Additionally, Llerena has won scholarships through SOAFI, such as the Benenson Scholarship, awarded by SOAFI Board Member Gladys Benenson in memory of her husband, Edward Benenson, to students for college scholarship or summer institutes in support of their music studies. Monetary prizes acquired through competitions such as the Greater Miami Youth Symphony Concerto Competition, which also allowed Llerena to make his debut as a soloist performing with an orchestra, have helped pay the way for many of his summer expeditions.

“Especially within the past year, I have won several first place prizes in local and national piano competitions, such as the Steinway & Sons Jr. Piano Competition,” Llerena said. “I believe that my proudest achievement is being named a 2019 ‘Finalist’ of the National YoungArts Foundation in Classical Music. I had never even dreamed of becoming a finalist, so I am looking extremely forward to … the joy of being surrounded by people who share the same passion and interests as me. I have spent countless hours preparing for my audition recordings for this, and it is a great feeling to know that my hard work is beginning to pay off.”

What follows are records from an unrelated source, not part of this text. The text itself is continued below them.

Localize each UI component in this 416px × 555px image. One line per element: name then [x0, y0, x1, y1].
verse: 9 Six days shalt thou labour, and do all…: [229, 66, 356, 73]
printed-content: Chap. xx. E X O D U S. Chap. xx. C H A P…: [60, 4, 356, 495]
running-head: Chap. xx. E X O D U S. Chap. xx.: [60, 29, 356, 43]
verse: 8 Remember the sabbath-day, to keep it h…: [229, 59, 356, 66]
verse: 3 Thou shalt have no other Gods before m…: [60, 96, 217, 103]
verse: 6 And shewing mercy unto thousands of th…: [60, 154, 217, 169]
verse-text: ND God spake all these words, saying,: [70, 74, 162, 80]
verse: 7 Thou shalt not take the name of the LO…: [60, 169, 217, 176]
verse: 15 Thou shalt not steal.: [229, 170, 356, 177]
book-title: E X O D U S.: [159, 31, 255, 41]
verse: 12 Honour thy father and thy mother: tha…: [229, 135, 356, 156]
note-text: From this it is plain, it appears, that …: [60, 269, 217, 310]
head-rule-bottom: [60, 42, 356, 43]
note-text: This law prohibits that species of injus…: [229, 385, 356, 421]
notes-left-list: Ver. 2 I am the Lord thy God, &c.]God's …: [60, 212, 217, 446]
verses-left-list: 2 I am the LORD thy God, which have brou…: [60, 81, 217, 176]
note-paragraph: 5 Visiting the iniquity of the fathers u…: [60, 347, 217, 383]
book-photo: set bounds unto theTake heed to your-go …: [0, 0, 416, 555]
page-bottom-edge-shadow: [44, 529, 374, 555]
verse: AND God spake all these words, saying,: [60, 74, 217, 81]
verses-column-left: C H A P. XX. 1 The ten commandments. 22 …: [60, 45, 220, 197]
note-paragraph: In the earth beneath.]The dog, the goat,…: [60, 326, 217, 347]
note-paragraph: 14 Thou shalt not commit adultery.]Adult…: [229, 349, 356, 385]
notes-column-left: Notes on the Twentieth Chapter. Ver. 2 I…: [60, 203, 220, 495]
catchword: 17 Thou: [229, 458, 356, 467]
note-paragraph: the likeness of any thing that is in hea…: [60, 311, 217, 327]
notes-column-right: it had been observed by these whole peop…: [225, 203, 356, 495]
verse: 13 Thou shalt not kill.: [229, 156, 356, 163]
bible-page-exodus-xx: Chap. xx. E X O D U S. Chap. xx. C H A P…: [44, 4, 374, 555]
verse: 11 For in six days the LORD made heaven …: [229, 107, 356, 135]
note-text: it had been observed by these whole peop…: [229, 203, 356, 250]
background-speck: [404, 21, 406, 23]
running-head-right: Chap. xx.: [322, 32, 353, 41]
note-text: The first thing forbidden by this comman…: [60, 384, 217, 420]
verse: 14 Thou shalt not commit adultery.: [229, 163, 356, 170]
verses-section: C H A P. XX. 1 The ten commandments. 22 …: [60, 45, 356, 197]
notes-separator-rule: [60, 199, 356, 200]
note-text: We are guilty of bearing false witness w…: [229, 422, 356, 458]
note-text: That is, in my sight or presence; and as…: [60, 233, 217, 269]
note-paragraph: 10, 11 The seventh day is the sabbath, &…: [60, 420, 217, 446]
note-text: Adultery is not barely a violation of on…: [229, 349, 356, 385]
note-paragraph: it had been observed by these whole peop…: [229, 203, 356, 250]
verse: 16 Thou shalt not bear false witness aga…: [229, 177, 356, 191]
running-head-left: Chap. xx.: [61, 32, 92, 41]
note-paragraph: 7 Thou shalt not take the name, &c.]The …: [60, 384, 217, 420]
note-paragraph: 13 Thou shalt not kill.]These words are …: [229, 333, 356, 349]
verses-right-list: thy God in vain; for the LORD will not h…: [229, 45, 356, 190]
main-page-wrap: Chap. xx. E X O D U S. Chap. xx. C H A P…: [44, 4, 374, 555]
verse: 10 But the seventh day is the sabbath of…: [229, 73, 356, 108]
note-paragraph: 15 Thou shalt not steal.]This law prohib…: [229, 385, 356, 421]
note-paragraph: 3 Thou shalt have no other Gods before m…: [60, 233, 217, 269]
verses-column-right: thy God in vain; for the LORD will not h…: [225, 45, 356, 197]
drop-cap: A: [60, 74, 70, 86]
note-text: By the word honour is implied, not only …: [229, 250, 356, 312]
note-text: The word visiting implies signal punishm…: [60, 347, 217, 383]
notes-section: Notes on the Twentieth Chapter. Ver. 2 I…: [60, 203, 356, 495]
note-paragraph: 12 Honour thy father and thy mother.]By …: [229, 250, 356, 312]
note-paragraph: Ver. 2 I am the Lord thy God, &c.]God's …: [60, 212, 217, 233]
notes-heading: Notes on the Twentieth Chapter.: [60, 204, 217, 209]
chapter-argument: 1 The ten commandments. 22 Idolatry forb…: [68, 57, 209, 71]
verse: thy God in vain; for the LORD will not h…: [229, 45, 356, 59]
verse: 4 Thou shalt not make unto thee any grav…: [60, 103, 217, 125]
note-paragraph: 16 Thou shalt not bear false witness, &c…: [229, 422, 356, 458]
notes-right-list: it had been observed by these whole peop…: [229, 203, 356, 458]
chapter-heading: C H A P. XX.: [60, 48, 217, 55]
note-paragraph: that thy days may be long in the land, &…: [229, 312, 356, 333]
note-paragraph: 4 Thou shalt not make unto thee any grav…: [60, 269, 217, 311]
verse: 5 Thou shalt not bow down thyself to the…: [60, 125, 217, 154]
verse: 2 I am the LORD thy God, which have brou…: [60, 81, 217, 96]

The National YoungArts Foundation’s “signature program” encourages artists aged 15-18 to submit their work in various categories, such as cinematic arts, classical music, dance, visual arts, and more. According to the YoungArts website, YoungArts winners can receive awards of up to $10,000, and also have the opportunity to both work with renowned mentors in their field of expertise and showcase their work in unique exhibition areas they might not otherwise have access to. National YoungArts week, which took place from January 6-13, “consists of workshops, masterclasses, performances, [and] monetary awards,” said Llerena, who, as a winner, was invited to attend.

Always looking to increase his breadth as a musician, Llerena took yet another step last year to better his piano skills when he decided to pursue out-of-school lessons.

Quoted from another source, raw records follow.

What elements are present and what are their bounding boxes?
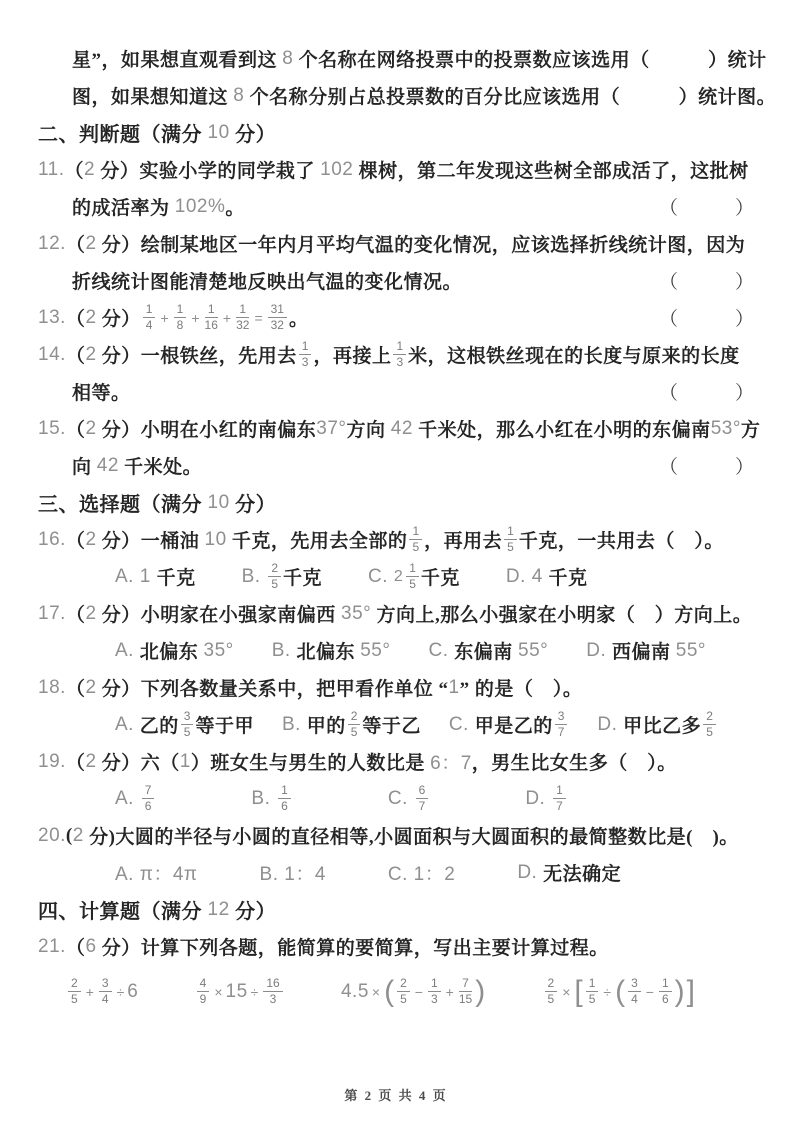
fraction: 15: [406, 562, 419, 592]
number-run: B.: [242, 566, 267, 588]
question-17-options: A. 北偏东 35°B. 北偏东 55°C. 东偏南 55°D. 西偏南 55°: [38, 632, 754, 669]
fraction-numerator: 2: [703, 710, 716, 725]
question-16-line: 16.（2 分）一桶油 10 千克，先用去全部的15，再用去15千克，一共用去（…: [38, 521, 754, 558]
text-run: 千米处，那么小红在小明的东偏南: [413, 415, 711, 442]
fraction-denominator: 6: [662, 992, 669, 1007]
answer-option: D. 甲比乙多25: [597, 710, 717, 740]
fraction-numerator: 1: [659, 977, 672, 992]
text-run: 棵树，第二年发现这些树全部成活了，这批树: [353, 156, 748, 183]
answer-blank: （ ）: [659, 193, 754, 220]
page-number: 第 2 页 共 4 页: [0, 1085, 792, 1104]
fraction-denominator: 7: [419, 799, 426, 814]
operator: ×: [372, 984, 380, 1000]
line-content: 11.（2 分）实验小学的同学栽了 102 棵树，第二年发现这些树全部成活了，这…: [38, 156, 749, 183]
fraction-denominator: 5: [412, 540, 419, 555]
fraction-denominator: 5: [706, 725, 713, 740]
fraction: 13: [299, 340, 312, 370]
text-run: ）班女生与男生的人数比是: [191, 748, 430, 775]
fraction: 49: [197, 977, 210, 1007]
number-run: D. 4: [506, 566, 549, 588]
question-13-line: 13.（2 分）14+18+116+132=3132。（ ）: [38, 299, 754, 336]
question-15-line-2: 向 42 千米处。（ ）: [38, 447, 754, 484]
fraction-numerator: 2: [68, 977, 81, 992]
text-run: 个名称在网络投票中的投票数应该选用（ ）统计: [293, 45, 766, 72]
number-run: B. 1：4: [260, 859, 326, 886]
fraction: 13: [393, 340, 406, 370]
question-18-options: A. 乙的35等于甲B. 甲的25等于乙C. 甲是乙的37D. 甲比乙多25: [38, 706, 754, 743]
fraction-denominator: 3: [302, 355, 309, 370]
line-content: 25+34÷649×15÷1634.5×(25−13+715)25×[15÷(3…: [38, 977, 754, 1007]
fraction-numerator: 2: [397, 977, 410, 992]
number-run: 1: [449, 677, 460, 699]
mixed-whole: 2: [394, 568, 403, 586]
answer-option: D. 西偏南 55°: [586, 637, 706, 664]
number-run: 2: [85, 603, 96, 625]
operator: ÷: [603, 984, 611, 1000]
fraction-denominator: 6: [145, 799, 152, 814]
line-content: A. 1 千克B. 25千克C. 215千克D. 4 千克: [115, 562, 634, 592]
answer-option: B. 1：4: [260, 859, 326, 886]
line-content: 的成活率为 102%。: [72, 193, 245, 220]
section-calculation: 四、计算题（满分 12 分）: [38, 891, 754, 928]
number-run: 2: [85, 418, 96, 440]
question-20-options: A. π：4πB. 1：4C. 1：2D. 无法确定: [38, 854, 754, 891]
fraction-denominator: 4: [102, 992, 109, 1007]
answer-option: B. 16: [251, 784, 292, 814]
fraction-denominator: 5: [184, 725, 191, 740]
number-run: 17.: [38, 603, 66, 625]
text-run: ，再接上: [313, 341, 391, 368]
question-20-line: 20.(2 分)大圆的半径与小圆的直径相等,小圆面积与大圆面积的最简整数比是( …: [38, 817, 754, 854]
text-run: ，男生比女生多（ ）。: [472, 748, 677, 775]
question-10-cont-1: 星”，如果想直观看到这 8 个名称在网络投票中的投票数应该选用（ ）统计: [38, 40, 754, 77]
line-content: 14.（2 分）一根铁丝，先用去13，再接上13米，这根铁丝现在的长度与原来的长…: [38, 340, 740, 370]
number-run: 102%: [175, 196, 226, 218]
number-run: 6: [85, 936, 96, 958]
fraction: 13: [428, 977, 441, 1007]
text-run: 分）小明家在小强家南偏西: [97, 600, 342, 627]
text-run: 四、计算题（满分: [38, 895, 208, 924]
text-run: 分）一根铁丝，先用去: [97, 341, 297, 368]
operator: +: [86, 984, 94, 1000]
text-run: 三、选择题（满分: [38, 488, 208, 517]
answer-option: B. 甲的25等于乙: [282, 710, 421, 740]
text-run: 千米处。: [119, 452, 202, 479]
fraction: 116: [205, 303, 218, 333]
text-run: （: [66, 600, 86, 627]
operator: =: [254, 310, 262, 326]
fraction: 25: [348, 710, 361, 740]
question-17-line: 17.（2 分）小明家在小强家南偏西 35° 方向上,那么小强家在小明家（ ）方…: [38, 595, 754, 632]
answer-option: C. 215千克: [368, 562, 460, 592]
text-run: （: [66, 526, 86, 553]
line-content: 向 42 千米处。: [72, 452, 202, 479]
text-run: 星”，如果想直观看到这: [72, 45, 282, 72]
text-run: 。: [289, 304, 309, 331]
big-bracket: (: [384, 977, 394, 1007]
fraction-denominator: 5: [71, 992, 78, 1007]
text-run: 的成活率为: [72, 193, 175, 220]
text-run: 二、判断题（满分: [38, 118, 208, 147]
line-content: A. 乙的35等于甲B. 甲的25等于乙C. 甲是乙的37D. 甲比乙多25: [115, 710, 746, 740]
answer-option: B. 25千克: [242, 562, 322, 592]
number-run: C.: [368, 566, 394, 588]
text-run: 东偏南: [454, 637, 518, 664]
number-run: 2: [73, 825, 84, 847]
answer-option: A. 1 千克: [115, 563, 196, 590]
text-run: 乙的: [140, 711, 179, 738]
fraction-denominator: 5: [589, 992, 596, 1007]
text-run: 千克: [157, 563, 196, 590]
fraction-denominator: 5: [351, 725, 358, 740]
fraction-numerator: 1: [409, 525, 422, 540]
fraction-numerator: 7: [142, 784, 155, 799]
number-run: C. 1：2: [388, 859, 455, 886]
answer-option: A. π：4π: [115, 859, 198, 886]
number-run: C.: [428, 640, 454, 662]
fraction: 16: [278, 784, 291, 814]
number-run: 102: [320, 159, 353, 181]
text-run: （: [66, 415, 86, 442]
number-run: 18.: [38, 677, 66, 699]
fraction: 35: [181, 710, 194, 740]
line-content: 17.（2 分）小明家在小强家南偏西 35° 方向上,那么小强家在小明家（ ）方…: [38, 600, 752, 627]
fraction-denominator: 3: [396, 355, 403, 370]
operator: +: [446, 984, 454, 1000]
operator: +: [160, 310, 168, 326]
fraction: 34: [99, 977, 112, 1007]
text-run: 千克: [549, 563, 588, 590]
question-15-line-1: 15.（2 分）小明在小红的南偏东37°方向 42 千米处，那么小红在小明的东偏…: [38, 410, 754, 447]
number-run: 53°: [711, 418, 741, 440]
number-run: A. π：4π: [115, 859, 198, 886]
operator: +: [191, 310, 199, 326]
number-run: 55°: [518, 640, 548, 662]
operator: ÷: [251, 984, 259, 1000]
fraction: 132: [236, 303, 249, 333]
text-run: 等于甲: [195, 711, 254, 738]
text-run: 分)大圆的半径与小圆的直径相等,小圆面积与大圆面积的最简整数比是( )。: [84, 822, 739, 849]
question-21-line: 21.（6 分）计算下列各题，能简算的要简算，写出主要计算过程。: [38, 928, 754, 965]
question-11-line-2: 的成活率为 102%。（ ）: [38, 188, 754, 225]
fraction-numerator: 1: [428, 977, 441, 992]
fraction-denominator: 16: [205, 318, 218, 333]
operator: −: [646, 984, 654, 1000]
number-run: 20.: [38, 825, 66, 847]
answer-option: C. 东偏南 55°: [428, 637, 548, 664]
text-run: 个名称分别占总投票数的百分比应该选用（ ）统计图。: [244, 82, 776, 109]
number-run: 35°: [341, 603, 371, 625]
number-run: 13.: [38, 307, 66, 329]
line-content: 二、判断题（满分 10 分）: [38, 118, 276, 147]
text-run: 分）一桶油: [97, 526, 205, 553]
number-run: 2: [84, 159, 95, 181]
line-content: 20.(2 分)大圆的半径与小圆的直径相等,小圆面积与大圆面积的最简整数比是( …: [38, 822, 739, 849]
calc-expression: 49×15÷163: [195, 977, 285, 1007]
operator: +: [223, 310, 231, 326]
fraction-numerator: 6: [416, 784, 429, 799]
fraction-numerator: 3: [555, 710, 568, 725]
text-run: （: [66, 230, 86, 257]
question-21-expressions: 25+34÷649×15÷1634.5×(25−13+715)25×[15÷(3…: [38, 965, 754, 1019]
fraction-denominator: 4: [146, 318, 153, 333]
question-14-line-2: 相等。（ ）: [38, 373, 754, 410]
number-run: 21.: [38, 936, 66, 958]
fraction-numerator: 1: [504, 525, 517, 540]
fraction: 67: [416, 784, 429, 814]
fraction-numerator: 7: [459, 977, 472, 992]
text-run: （: [66, 933, 86, 960]
fraction-numerator: 2: [268, 562, 281, 577]
fraction-denominator: 6: [281, 799, 288, 814]
text-run: 分）计算下列各题，能简算的要简算，写出主要计算过程。: [97, 933, 609, 960]
fraction-numerator: 1: [393, 340, 406, 355]
number-run: 12.: [38, 233, 66, 255]
fraction-denominator: 5: [409, 577, 416, 592]
line-content: 16.（2 分）一桶油 10 千克，先用去全部的15，再用去15千克，一共用去（…: [38, 525, 724, 555]
text-run: 甲是乙的: [475, 711, 553, 738]
number-run: 14.: [38, 344, 66, 366]
fraction-numerator: 1: [143, 303, 156, 318]
text-run: 千克: [421, 563, 460, 590]
number-run: 55°: [676, 640, 706, 662]
line-content: 折线统计图能清楚地反映出气温的变化情况。: [72, 267, 462, 294]
fraction-denominator: 5: [548, 992, 555, 1007]
fraction: 17: [553, 784, 566, 814]
fraction-numerator: 3: [181, 710, 194, 725]
fraction: 25: [703, 710, 716, 740]
text-run: (: [66, 825, 73, 847]
question-11-line-1: 11.（2 分）实验小学的同学栽了 102 棵树，第二年发现这些树全部成活了，这…: [38, 151, 754, 188]
fraction-numerator: 1: [586, 977, 599, 992]
fraction-denominator: 5: [271, 577, 278, 592]
question-14-line-1: 14.（2 分）一根铁丝，先用去13，再接上13米，这根铁丝现在的长度与原来的长…: [38, 336, 754, 373]
number-run: D.: [597, 714, 623, 736]
operator: −: [415, 984, 423, 1000]
question-12-line-1: 12.（2 分）绘制某地区一年内月平均气温的变化情况，应该选择折线统计图，因为: [38, 225, 754, 262]
question-18-line: 18.（2 分）下列各数量关系中，把甲看作单位 “1” 的是（ ）。: [38, 669, 754, 706]
section-judgement: 二、判断题（满分 10 分）: [38, 114, 754, 151]
number-run: 8: [233, 85, 244, 107]
question-12-line-2: 折线统计图能清楚地反映出气温的变化情况。（ ）: [38, 262, 754, 299]
text-run: 方向上,那么小强家在小明家（ ）方向上。: [371, 600, 752, 627]
number-run: 19.: [38, 751, 66, 773]
fraction-numerator: 16: [263, 977, 282, 992]
number-run: 42: [97, 455, 119, 477]
text-run: 分）下列各数量关系中，把甲看作单位 “: [97, 674, 449, 701]
operator: ×: [562, 984, 570, 1000]
number-run: 11.: [38, 159, 65, 181]
number-run: 6：7: [430, 748, 472, 775]
document-body: 星”，如果想直观看到这 8 个名称在网络投票中的投票数应该选用（ ）统计图，如果…: [0, 0, 792, 1019]
line-content: A. π：4πB. 1：4C. 1：2D. 无法确定: [115, 859, 683, 886]
fraction-denominator: 7: [558, 725, 565, 740]
answer-option: A. 76: [115, 784, 156, 814]
big-bracket: (: [615, 977, 625, 1007]
text-run: 无法确定: [543, 859, 621, 886]
fraction-numerator: 4: [197, 977, 210, 992]
number-run: 16.: [38, 529, 66, 551]
answer-blank: （ ）: [659, 267, 754, 294]
text-run: 分）小明在小红的南偏东: [97, 415, 317, 442]
text-run: （: [66, 748, 86, 775]
big-bracket: [: [574, 977, 582, 1007]
number-run: 15: [226, 981, 248, 1003]
number-run: 1: [180, 751, 191, 773]
fraction: 76: [142, 784, 155, 814]
line-content: 三、选择题（满分 10 分）: [38, 488, 276, 517]
text-run: （: [66, 674, 86, 701]
fraction-numerator: 1: [174, 303, 187, 318]
fraction: 163: [263, 977, 282, 1007]
line-content: 相等。: [72, 378, 131, 405]
text-run: 分）六（: [97, 748, 180, 775]
fraction-denominator: 15: [459, 992, 472, 1007]
text-run: 方: [741, 415, 761, 442]
fraction-numerator: 1: [236, 303, 249, 318]
number-run: 2: [85, 751, 96, 773]
line-content: 13.（2 分）14+18+116+132=3132。: [38, 303, 309, 333]
fraction: 37: [555, 710, 568, 740]
fraction: 15: [586, 977, 599, 1007]
fraction: 14: [143, 303, 156, 333]
number-run: C.: [449, 714, 475, 736]
line-content: 星”，如果想直观看到这 8 个名称在网络投票中的投票数应该选用（ ）统计: [72, 45, 767, 72]
fraction: 25: [268, 562, 281, 592]
fraction: 16: [659, 977, 672, 1007]
number-run: A.: [115, 788, 140, 810]
fraction: 715: [459, 977, 472, 1007]
text-run: （: [65, 156, 85, 183]
text-run: 折线统计图能清楚地反映出气温的变化情况。: [72, 267, 462, 294]
line-content: 15.（2 分）小明在小红的南偏东37°方向 42 千米处，那么小红在小明的东偏…: [38, 415, 760, 442]
fraction-numerator: 1: [299, 340, 312, 355]
number-run: A.: [115, 640, 140, 662]
answer-option: B. 北偏东 55°: [272, 637, 391, 664]
line-content: A. 北偏东 35°B. 北偏东 55°C. 东偏南 55°D. 西偏南 55°: [115, 637, 744, 664]
answer-option: C. 1：2: [388, 859, 455, 886]
text-run: 北偏东: [296, 637, 360, 664]
fraction-denominator: 3: [270, 992, 277, 1007]
number-run: 35°: [204, 640, 234, 662]
line-content: 19.（2 分）六（1）班女生与男生的人数比是 6：7，男生比女生多（ ）。: [38, 748, 677, 775]
answer-option: A. 北偏东 35°: [115, 637, 234, 664]
fraction: 18: [174, 303, 187, 333]
question-19-options: A. 76B. 16C. 67D. 17: [38, 780, 754, 817]
number-run: 42: [391, 418, 413, 440]
number-run: D.: [586, 640, 612, 662]
number-run: 2: [85, 529, 96, 551]
fraction-denominator: 8: [177, 318, 184, 333]
number-run: 37°: [316, 418, 346, 440]
question-10-cont-2: 图，如果想知道这 8 个名称分别占总投票数的百分比应该选用（ ）统计图。: [38, 77, 754, 114]
number-run: 2: [85, 344, 96, 366]
text-run: 北偏东: [140, 637, 204, 664]
fraction-numerator: 1: [406, 562, 419, 577]
fraction-denominator: 7: [556, 799, 563, 814]
fraction: 3132: [268, 303, 287, 333]
answer-option: D. 无法确定: [517, 859, 621, 886]
number-run: 10: [208, 122, 230, 144]
answer-option: A. 乙的35等于甲: [115, 710, 254, 740]
text-run: 图，如果想知道这: [72, 82, 233, 109]
number-run: 2: [85, 307, 96, 329]
fraction-denominator: 32: [271, 318, 284, 333]
number-run: D.: [517, 862, 543, 884]
text-run: （: [66, 341, 86, 368]
fraction-numerator: 2: [545, 977, 558, 992]
big-bracket: ): [675, 977, 685, 1007]
operator: ×: [214, 984, 222, 1000]
number-run: 2: [85, 677, 96, 699]
big-bracket: ): [475, 977, 485, 1007]
line-content: 18.（2 分）下列各数量关系中，把甲看作单位 “1” 的是（ ）。: [38, 674, 582, 701]
fraction: 25: [68, 977, 81, 1007]
number-run: 4.5: [341, 981, 369, 1003]
line-content: 四、计算题（满分 12 分）: [38, 895, 276, 924]
exam-paper-page: 星”，如果想直观看到这 8 个名称在网络投票中的投票数应该选用（ ）统计图，如果…: [0, 0, 792, 1122]
text-run: 甲的: [307, 711, 346, 738]
number-run: 2: [85, 233, 96, 255]
text-run: 相等。: [72, 378, 131, 405]
number-run: 15.: [38, 418, 66, 440]
answer-option: C. 67: [388, 784, 430, 814]
text-run: 分）绘制某地区一年内月平均气温的变化情况，应该选择折线统计图，因为: [97, 230, 746, 257]
number-run: 10: [208, 492, 230, 514]
fraction-denominator: 32: [236, 318, 249, 333]
text-run: 分）: [230, 895, 277, 924]
number-run: 8: [282, 48, 293, 70]
fraction: 15: [409, 525, 422, 555]
text-run: 向: [72, 452, 97, 479]
text-run: 千克，一共用去（ ）。: [519, 526, 724, 553]
number-run: A. 1: [115, 566, 157, 588]
mixed-number: 215: [394, 562, 421, 592]
fraction-numerator: 1: [553, 784, 566, 799]
fraction: 15: [504, 525, 517, 555]
text-run: 等于乙: [362, 711, 421, 738]
fraction-denominator: 5: [400, 992, 407, 1007]
fraction-denominator: 4: [631, 992, 638, 1007]
number-run: 12: [208, 899, 230, 921]
text-run: 分）实验小学的同学栽了: [95, 156, 320, 183]
text-run: ，再用去: [424, 526, 502, 553]
text-run: ” 的是（ ）。: [460, 674, 583, 701]
text-run: 米，这根铁丝现在的长度与原来的长度: [408, 341, 740, 368]
line-content: 图，如果想知道这 8 个名称分别占总投票数的百分比应该选用（ ）统计图。: [72, 82, 776, 109]
text-run: 。: [225, 193, 245, 220]
fraction-denominator: 3: [431, 992, 438, 1007]
fraction-numerator: 2: [348, 710, 361, 725]
number-run: C.: [388, 788, 414, 810]
calc-expression: 25×[15÷(34−16)]: [543, 977, 697, 1007]
text-run: 分）: [230, 488, 277, 517]
number-run: A.: [115, 714, 140, 736]
number-run: 55°: [360, 640, 390, 662]
text-run: 分）: [230, 118, 277, 147]
answer-blank: （ ）: [659, 452, 754, 479]
answer-blank: （ ）: [659, 304, 754, 331]
line-content: 12.（2 分）绘制某地区一年内月平均气温的变化情况，应该选择折线统计图，因为: [38, 230, 745, 257]
text-run: 千克，先用去全部的: [227, 526, 408, 553]
number-run: B.: [282, 714, 307, 736]
number-run: 10: [205, 529, 227, 551]
operator: ÷: [117, 984, 125, 1000]
answer-blank: （ ）: [659, 378, 754, 405]
fraction: 34: [628, 977, 641, 1007]
text-run: 甲比乙多: [623, 711, 701, 738]
calc-expression: 25+34÷6: [66, 977, 138, 1007]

“Over a year ago, I reached out to one of Dreyfoos’ amazing artists in residence for private lessons, and the combination of the costly fee and the amount of gas it takes to drive to her house was overwhelming,” Llerena said. “Thankfully, the Foundation has been helping me afford these lessons, and I have to say that the outcome has been extremely fruitful.”

As one can imagine, keeping up with both piano and school can sometimes be challenging for Llerena. Though he has had to prioritize and multitask at times, he views the difficulty as a lesson, and recognizes that proper time management and maximum productivity are “traits that I will need for the rest of my life,” he said.

While what comes next for him is undecided, Llerena knows one thing is for sure: piano is and always will be in his future in some form. In pursuit of a career in classical music, Llerena applied to many music conservatories and colleges, and has already made it past the pre-screening round of auditions for the New England Conservatory, Peabody Institute, and Manhattan School of Music. He is currently waiting to learn whether he will advance to the next round of auditions for Juilliard.

“I really hope to end up studying in New York City. There are so many resources there and in my opinion, it’s the place to be for classical musicians,” Llerena said. “There is nothing more that I want than a career in piano.”

As his time at Dreyfoos comes to a close, Llerena has started to reflect on the almost complete four years he spent on campus. While he will always cherish moments with his closest friends on and off the stage, what he is most grateful for, he says, is the personal growth he underwent as a musician throughout high school.

“At the beginning of high school, although at a high enough level to have been accepted to Dreyfoos, I was still … in the early stages of my technical growth,” Llerena said. “I absolutely credit much of my maturity and confidence to Dreyfoos' music teachers and all of the resources that I have been offered here.”